Hyper-V has two main memory management settings for virtual machines. The first is static memory. When static memory is used the virtual machine gets a fixed amount of memory.
If the virtual machine uses static memory, the virtual machine memory should remain constant.
The second memory setting is dynamic memory. Dynamic memory is used to allow the host to reclaim and redistribute memory to the virtual machines as needed. There are three main dynamic memory settings,
Startup RAM, Maximum RAM and Memory Buffer. Startup RAM is the amount the virtual machine is allocated on startup. If there is not enough memory allocated or available on the host server the virtual machine will fail to
start. I use the following formula for obtaining a starting point for configuring the Startup RAM memory.

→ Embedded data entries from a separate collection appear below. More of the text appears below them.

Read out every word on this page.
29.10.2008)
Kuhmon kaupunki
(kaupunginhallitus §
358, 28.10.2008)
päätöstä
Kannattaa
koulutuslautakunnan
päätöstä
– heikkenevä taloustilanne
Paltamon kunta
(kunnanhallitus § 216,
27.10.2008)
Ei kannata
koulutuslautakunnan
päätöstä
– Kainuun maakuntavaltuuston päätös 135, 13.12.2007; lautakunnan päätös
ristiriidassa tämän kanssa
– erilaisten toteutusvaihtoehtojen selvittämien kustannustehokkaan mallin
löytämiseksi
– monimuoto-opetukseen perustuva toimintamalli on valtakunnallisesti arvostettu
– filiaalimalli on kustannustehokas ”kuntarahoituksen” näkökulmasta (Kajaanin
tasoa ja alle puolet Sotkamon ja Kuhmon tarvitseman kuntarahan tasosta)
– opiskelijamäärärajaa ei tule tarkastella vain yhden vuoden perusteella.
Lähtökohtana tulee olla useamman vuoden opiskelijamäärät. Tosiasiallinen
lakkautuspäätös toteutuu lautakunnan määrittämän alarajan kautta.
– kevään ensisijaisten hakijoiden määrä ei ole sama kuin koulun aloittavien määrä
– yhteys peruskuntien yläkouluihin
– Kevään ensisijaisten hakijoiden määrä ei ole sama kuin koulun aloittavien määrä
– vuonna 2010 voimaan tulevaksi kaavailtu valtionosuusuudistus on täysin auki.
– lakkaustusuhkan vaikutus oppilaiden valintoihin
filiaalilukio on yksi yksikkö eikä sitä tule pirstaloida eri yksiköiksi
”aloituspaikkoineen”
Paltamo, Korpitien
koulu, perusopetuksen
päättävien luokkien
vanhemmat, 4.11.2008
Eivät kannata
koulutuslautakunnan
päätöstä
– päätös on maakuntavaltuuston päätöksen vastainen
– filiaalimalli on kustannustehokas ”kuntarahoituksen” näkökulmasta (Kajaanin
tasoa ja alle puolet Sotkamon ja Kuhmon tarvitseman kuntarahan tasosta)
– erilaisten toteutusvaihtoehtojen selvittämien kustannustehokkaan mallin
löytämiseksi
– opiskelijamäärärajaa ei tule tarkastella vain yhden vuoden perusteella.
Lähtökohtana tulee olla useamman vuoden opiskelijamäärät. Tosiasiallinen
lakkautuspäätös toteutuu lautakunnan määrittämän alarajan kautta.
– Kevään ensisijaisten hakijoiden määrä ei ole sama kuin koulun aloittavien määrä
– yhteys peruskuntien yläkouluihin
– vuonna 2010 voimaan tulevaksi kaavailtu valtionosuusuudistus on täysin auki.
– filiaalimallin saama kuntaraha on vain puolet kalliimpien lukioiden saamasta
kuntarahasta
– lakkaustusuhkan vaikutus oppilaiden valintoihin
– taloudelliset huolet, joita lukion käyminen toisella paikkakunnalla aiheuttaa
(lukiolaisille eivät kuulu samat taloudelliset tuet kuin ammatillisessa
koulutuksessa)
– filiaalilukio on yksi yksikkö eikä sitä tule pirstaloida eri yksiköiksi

Startup RAM = OS needs (typically 1-2GB but can vary) + min_server_memory (SQL Server Setting)
If the min_server_memory setting in SQL Server is set to its default of 0 you will want to have a minimum Startup RAM => OS needs (typically 1-2GB but can vary) + at least 1 GB which is the minimum requirement
for SQL Server. Theoretically you could run it with less but will most likely impact performance if not enough memory is allocated to SQL Server.
Maximum RAM is the maximum amount of RAM that will be available to the virtual machine. I use the following formula as a starting point for configuring the Maximum RAM memory.
Maximum RAM => OS needs (typically 1-2GB but can vary) + max_server_memory (SQL Server Setting) + + memory requirements for other applications running in the virtual machine + 5% (Memory Buffer allowance).
The last setting for dynamic memory is the Memory buffer. The memory buffer is used by Hyper-V to specify how much extra memory is needed for cache files to obtain peak performance. Since SQL Server already manages its own memory and it will use all it is allowed to you will want to make this setting as low as possible which is 5%.
Once you have determined how you are going to configure your memory settings it will be important to check performance counters on the host and virtual machine to see if the memory settings are good or if they need to be “tweaked” to obtain optimal performance. Other performance metrics should be measured from within SQL Server as well to make sure you have the optimal settings.